Alcohol Harm Reduction

Understanding the experiences of illicit drinkers

Photo: Brittany Graham (middle right) and members of the Eastside Illicit Drinkers Group for Education, Rob M. (left) Ron K. (middle left) and Loretta B. (right). 

 

In 1981, the City of Vancouver trialed shutting down a Main and Hastings liquor store in order to reduce drinking in the Downtown Eastside, but they soon noticed an increase in non-beverage alcohol use, like mouthwash, hand sanitizer, and rubbing alcohol.

Despite the harms associated with non-beverage alcohol, the liquor store was never reopened, and today the Downtown Eastside faces more liquor restrictions than any other Vancouver neighbourhood. As a result, non-beverage alcohol remains more accessible than beverage alcohol for many people with alcohol use disorder who also experience poverty, homelessness or vulnerable housing.

“People are usually drinking [Listerine, rubbing alcohol, etc.] because of costs,” says Brittany Graham, Program Coordinator with the Eastside Illicit Drinkers Group for Education (EIDGE). “When people are on disability or on welfare, they make almost no money to even cover their rent, let alone groceries [or] their addictions.”

Non-beverage alcohol, known as illicit alcohol, is more potent and less expensive than beverage alcohol. While beverage alcohol is associated with a host of health concerns, non-beverage alcohol also puts people at increased risk of blindness, liver failure, seizures, gastro-intestinal disorders, and pneumonia.

Graham says the harms from alcohol itself are undeniable, however overly-restrictive policies can actually increase harm for people with alcohol use disorder. In recognition of the vulnerabilities faced by illicit drinkers, the Eastside Illicit Drinkers Group for Education (EIDGE) was formed in Vancouver in 2011.

EIDGE is a group of people who use illicit alcohol. EIDGE members act as community advocates and have also co-led research projects to better understand illicit alcohol use and ways to reduce harm.

Graham says we need to look at the contexts and determinants of alcohol use if we want to reduce harms, including those caused by non-beverage alcohol. She notes it’s not just that poverty is linked to alcohol use – through intermediary factors like trauma and stress – but systematic issues cause poorer people to experience worse harms from the alcohol they consume.

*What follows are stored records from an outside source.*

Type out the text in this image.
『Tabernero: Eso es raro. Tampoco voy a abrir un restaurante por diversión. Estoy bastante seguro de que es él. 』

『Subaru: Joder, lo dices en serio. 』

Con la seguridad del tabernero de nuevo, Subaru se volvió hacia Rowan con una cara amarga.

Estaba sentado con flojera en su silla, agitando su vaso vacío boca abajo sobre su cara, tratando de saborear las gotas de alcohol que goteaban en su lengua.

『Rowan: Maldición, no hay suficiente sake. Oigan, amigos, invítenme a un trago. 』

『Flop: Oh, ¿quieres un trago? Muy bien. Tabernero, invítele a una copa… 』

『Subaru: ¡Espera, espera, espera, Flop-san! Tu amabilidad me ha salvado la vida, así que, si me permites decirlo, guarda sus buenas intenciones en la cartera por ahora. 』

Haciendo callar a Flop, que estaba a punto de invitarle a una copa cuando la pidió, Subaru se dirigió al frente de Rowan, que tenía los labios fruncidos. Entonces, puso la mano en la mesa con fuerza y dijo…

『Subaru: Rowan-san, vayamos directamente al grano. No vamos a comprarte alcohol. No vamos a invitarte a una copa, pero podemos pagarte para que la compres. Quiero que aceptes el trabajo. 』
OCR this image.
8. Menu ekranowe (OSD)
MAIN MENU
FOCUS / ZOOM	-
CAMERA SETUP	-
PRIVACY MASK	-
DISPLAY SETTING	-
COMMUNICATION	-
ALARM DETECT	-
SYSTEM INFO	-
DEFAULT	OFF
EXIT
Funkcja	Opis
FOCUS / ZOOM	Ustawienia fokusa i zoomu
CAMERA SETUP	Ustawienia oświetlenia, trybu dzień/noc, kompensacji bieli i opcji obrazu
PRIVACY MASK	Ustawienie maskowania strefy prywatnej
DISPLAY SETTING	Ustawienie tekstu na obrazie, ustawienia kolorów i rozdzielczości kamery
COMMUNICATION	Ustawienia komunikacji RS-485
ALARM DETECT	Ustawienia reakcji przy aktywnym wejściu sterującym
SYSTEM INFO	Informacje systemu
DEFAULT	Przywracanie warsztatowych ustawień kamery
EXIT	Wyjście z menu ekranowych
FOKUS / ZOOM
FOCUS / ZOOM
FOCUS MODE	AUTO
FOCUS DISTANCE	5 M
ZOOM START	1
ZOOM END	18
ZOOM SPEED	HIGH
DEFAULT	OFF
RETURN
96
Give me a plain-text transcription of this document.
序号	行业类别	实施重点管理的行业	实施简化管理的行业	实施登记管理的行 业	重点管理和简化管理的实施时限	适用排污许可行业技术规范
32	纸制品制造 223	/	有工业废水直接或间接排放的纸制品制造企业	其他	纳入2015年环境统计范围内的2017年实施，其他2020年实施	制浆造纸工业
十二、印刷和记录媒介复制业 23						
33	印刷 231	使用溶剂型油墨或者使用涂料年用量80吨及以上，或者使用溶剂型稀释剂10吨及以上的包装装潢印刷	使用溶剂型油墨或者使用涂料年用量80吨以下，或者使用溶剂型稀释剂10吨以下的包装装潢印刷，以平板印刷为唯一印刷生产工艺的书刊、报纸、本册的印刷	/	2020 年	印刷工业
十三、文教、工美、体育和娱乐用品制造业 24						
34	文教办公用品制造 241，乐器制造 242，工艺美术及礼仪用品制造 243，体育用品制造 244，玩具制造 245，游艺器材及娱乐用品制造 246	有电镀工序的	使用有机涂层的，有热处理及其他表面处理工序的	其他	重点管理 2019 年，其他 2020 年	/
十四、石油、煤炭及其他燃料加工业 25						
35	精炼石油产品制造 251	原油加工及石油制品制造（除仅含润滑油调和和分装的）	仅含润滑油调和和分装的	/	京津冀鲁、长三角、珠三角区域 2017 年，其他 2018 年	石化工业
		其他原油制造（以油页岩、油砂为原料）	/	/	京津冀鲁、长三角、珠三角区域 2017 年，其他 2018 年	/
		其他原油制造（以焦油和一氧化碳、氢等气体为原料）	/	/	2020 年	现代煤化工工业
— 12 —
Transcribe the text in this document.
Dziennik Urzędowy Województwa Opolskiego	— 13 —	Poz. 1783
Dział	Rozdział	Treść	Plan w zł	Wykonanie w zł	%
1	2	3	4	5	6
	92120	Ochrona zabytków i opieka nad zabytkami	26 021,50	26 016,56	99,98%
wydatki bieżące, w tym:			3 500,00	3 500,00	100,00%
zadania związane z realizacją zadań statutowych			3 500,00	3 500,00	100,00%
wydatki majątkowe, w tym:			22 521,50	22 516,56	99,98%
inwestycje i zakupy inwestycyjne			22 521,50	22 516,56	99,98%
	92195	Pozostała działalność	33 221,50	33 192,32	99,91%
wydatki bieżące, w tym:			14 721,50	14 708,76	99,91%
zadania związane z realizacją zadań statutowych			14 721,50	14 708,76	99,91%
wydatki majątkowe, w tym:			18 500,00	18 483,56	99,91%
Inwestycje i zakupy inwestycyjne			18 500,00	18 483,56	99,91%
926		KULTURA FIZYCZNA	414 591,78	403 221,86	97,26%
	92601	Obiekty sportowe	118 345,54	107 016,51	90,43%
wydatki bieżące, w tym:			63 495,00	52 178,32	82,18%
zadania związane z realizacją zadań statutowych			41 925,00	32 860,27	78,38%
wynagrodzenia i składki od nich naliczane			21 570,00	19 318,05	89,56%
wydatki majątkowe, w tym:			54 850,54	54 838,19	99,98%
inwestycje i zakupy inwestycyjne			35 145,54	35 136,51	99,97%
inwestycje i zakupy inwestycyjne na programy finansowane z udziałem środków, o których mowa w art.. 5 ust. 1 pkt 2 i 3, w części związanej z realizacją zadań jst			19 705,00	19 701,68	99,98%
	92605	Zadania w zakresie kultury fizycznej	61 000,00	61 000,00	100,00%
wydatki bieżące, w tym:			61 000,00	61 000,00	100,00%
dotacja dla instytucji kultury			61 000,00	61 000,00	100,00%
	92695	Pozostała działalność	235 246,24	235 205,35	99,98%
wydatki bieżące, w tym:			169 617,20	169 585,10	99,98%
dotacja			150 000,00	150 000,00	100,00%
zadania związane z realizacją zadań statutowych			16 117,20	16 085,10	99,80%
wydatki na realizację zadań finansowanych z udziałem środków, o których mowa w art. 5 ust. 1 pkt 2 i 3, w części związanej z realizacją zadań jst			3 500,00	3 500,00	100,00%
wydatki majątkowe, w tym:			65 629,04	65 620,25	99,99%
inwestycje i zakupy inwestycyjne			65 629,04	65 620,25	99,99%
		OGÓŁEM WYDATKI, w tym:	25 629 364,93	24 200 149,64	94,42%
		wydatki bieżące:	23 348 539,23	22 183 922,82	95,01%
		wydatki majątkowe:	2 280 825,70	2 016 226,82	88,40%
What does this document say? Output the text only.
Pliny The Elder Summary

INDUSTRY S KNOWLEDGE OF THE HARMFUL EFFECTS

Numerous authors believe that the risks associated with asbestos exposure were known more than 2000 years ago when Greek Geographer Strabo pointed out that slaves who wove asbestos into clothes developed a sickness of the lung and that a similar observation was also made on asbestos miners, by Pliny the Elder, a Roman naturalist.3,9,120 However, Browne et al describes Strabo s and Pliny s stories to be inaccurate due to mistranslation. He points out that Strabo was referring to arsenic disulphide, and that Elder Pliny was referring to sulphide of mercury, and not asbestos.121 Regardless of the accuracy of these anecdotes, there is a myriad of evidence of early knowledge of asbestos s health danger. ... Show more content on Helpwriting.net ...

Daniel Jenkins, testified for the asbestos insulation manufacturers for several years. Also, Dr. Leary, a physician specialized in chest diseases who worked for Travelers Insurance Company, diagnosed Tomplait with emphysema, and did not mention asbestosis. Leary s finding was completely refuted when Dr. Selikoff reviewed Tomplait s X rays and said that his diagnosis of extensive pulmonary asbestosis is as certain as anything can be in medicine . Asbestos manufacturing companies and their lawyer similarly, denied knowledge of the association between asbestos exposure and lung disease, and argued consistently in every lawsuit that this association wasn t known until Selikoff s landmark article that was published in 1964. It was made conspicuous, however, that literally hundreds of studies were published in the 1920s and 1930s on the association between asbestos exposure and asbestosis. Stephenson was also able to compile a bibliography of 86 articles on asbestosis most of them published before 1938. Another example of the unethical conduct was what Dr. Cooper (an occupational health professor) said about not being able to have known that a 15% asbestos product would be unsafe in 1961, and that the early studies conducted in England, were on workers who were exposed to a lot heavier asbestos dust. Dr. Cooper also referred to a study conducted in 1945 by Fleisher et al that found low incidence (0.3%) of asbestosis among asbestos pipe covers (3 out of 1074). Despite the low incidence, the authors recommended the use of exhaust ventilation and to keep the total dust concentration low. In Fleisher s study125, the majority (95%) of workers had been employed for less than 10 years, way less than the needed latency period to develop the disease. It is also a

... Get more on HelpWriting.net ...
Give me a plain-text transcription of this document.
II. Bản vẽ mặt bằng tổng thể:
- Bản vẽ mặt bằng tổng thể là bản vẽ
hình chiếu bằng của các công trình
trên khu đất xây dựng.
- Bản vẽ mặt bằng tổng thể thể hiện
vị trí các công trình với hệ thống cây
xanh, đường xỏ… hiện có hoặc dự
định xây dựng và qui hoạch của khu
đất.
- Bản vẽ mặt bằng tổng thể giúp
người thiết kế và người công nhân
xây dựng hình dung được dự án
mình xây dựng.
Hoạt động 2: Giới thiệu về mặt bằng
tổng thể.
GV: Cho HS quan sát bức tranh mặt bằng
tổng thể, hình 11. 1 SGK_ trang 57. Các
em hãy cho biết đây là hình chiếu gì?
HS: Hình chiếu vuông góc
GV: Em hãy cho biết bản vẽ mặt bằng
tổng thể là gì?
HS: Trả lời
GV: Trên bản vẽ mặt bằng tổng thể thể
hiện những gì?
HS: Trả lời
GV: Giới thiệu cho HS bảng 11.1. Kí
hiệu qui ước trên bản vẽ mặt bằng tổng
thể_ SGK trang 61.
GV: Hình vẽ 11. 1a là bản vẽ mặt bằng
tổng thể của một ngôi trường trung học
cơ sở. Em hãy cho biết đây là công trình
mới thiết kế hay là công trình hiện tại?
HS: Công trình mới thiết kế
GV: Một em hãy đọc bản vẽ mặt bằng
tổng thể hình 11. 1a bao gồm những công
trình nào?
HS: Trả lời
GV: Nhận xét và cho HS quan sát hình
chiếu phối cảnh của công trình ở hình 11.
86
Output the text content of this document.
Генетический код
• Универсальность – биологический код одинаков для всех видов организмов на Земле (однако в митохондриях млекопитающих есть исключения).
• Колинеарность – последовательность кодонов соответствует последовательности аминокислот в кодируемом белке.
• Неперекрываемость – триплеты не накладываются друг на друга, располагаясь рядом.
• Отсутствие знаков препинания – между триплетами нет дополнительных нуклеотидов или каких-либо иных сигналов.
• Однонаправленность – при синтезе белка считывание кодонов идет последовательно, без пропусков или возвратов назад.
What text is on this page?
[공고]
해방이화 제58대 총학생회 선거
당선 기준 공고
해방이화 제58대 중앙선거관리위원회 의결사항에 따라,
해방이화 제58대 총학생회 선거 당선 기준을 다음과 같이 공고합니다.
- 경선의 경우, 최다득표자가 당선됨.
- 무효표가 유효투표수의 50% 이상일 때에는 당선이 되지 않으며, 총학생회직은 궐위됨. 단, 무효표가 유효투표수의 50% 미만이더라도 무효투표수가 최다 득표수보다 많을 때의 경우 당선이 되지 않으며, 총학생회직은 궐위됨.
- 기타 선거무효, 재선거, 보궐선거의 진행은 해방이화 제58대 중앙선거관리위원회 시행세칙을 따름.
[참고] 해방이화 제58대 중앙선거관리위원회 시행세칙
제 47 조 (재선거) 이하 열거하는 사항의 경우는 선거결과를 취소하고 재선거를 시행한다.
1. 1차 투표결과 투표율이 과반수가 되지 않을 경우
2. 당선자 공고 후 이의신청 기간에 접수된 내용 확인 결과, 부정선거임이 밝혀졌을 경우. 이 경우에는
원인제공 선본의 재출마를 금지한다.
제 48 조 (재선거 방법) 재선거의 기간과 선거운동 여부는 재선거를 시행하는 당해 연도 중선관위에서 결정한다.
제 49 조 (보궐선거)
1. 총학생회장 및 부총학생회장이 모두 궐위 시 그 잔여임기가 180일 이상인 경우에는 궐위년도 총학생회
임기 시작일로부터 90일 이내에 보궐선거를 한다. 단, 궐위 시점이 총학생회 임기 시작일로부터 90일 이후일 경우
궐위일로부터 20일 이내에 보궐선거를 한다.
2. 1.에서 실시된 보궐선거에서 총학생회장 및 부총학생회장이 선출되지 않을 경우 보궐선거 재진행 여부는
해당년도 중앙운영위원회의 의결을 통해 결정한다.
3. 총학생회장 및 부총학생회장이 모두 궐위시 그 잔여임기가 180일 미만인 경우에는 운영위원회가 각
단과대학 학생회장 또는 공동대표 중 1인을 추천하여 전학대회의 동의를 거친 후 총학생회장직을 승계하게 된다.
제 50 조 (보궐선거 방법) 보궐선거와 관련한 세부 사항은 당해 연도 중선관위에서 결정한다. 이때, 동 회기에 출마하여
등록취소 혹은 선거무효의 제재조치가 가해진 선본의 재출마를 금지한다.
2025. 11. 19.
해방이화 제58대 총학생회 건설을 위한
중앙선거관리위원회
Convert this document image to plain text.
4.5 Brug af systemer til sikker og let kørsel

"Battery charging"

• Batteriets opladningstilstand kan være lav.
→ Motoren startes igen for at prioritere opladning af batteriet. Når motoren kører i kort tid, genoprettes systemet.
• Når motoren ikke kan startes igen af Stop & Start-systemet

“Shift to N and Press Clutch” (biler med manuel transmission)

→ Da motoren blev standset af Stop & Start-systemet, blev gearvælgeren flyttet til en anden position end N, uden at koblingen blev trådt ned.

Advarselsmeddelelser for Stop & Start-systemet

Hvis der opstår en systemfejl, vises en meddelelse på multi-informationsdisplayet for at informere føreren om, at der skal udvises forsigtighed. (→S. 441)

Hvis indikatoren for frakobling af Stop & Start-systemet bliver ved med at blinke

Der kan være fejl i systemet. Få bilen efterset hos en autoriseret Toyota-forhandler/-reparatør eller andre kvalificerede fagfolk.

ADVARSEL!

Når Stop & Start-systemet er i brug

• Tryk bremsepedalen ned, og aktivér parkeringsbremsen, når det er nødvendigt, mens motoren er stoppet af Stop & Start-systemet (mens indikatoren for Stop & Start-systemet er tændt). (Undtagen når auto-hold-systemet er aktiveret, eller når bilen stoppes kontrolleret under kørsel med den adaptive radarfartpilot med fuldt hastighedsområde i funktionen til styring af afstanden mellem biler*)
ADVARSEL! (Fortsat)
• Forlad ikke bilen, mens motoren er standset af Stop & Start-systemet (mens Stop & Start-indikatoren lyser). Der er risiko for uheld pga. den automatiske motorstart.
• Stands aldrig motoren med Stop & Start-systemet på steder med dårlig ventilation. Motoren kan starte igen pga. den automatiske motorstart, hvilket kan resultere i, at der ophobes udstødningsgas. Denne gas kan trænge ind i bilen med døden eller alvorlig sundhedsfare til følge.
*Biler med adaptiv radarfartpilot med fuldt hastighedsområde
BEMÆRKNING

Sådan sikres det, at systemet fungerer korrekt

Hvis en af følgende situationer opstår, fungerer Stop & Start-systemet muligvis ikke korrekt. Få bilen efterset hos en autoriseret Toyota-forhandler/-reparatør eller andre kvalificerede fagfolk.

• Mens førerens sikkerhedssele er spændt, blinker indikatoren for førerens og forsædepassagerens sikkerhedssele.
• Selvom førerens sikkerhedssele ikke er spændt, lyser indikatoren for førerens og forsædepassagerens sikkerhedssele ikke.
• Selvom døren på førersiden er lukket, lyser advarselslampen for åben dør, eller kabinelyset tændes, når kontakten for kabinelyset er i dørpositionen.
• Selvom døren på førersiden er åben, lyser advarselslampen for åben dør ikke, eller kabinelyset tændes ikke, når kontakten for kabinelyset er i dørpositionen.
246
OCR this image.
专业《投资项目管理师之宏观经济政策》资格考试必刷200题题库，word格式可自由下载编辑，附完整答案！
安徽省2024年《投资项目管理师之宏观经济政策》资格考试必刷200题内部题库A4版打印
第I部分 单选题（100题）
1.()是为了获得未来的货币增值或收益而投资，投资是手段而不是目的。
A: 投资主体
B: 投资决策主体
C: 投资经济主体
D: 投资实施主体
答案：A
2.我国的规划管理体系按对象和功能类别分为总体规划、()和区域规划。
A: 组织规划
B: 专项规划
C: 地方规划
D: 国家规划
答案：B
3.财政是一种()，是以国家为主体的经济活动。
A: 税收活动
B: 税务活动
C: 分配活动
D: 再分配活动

For example, Graham says that for many people with unstable housing, there is no location where it’s legal and accessible to drink. As a result, they drink in public and experience more falls, weather-related illness, and stigma. What’s more, most shelters don’t accept alcohol or drinking on premises, so many resign to staying outside.

“In Toronto [in 1995],” Graham says, “three people without homes died in the winter [from harsh weather conditions]. All three of those people were drinkers and had been turned away from shelter or refused to go to shelter because of drinking, and wanting to hold on to their alcohol.”

These deaths prompted the opening of a managed alcohol program (MAP) in Toronto, the likes of which Graham and EIDGE have been advocating for for years. The Drinkers’ Lounge Community Managed Alcohol Program opened in Vancouver’s Downtown Eastside more recently, and supports hundreds of people with alcohol use disorder.

MAPs provide a space for people to drink. They also allow people with severe alcohol use disorder to access a managed supply of alcohol – one that replaces non-beverage alcohol with beer or wine, and encourages more moderate dosing (for example, one drink every 90 minutes).

“If you give a person a place to be inside, and are helping them monitor their own drinking, […] They not only have less harm, but they actually feel valued,” Graham says.

Evidence supports MAPs as effective means to reduce harm from alcohol use. There are now MAPs operating in many locations across BC and Canada. However, Graham also flags other ways we could improve care for people with alcohol use disorder, like reducing stigma.

“Everyone has experiences drinking alcohol, and most people have experiences of being able to control that drinking,” she says. “And so there's a natural stigma that comes towards folks who [society thinks] ‘can't get it together.’”

Graham says this results in an “invisible bias” in health care. Sometimes, people are turned away from clinic because they are stumbling or slurring their speech. In reality, she says, this patient group experiences a diversity of co-occurring conditions – for example, they may have slurred speech when not drinking because they fell and hit their head.

Graham says clinicians can help reduce stigma from alcohol use disorder by getting to know these patients. This includes learning their “tells” – the individualized cues that indicate they are too drunk to engage in clinic. Screening everyone for alcohol use disorder can also help, she explains, as it deconstructs stereotypes about people with alcohol use disorder.

While we have all witnessed, in some context, the harms associated with alcohol, it’s clear that these harms are experienced differently across the population. For Graham, understanding and addressing those different experiences is key to effective policy, treatment, and harm reduction for alcohol use disorder.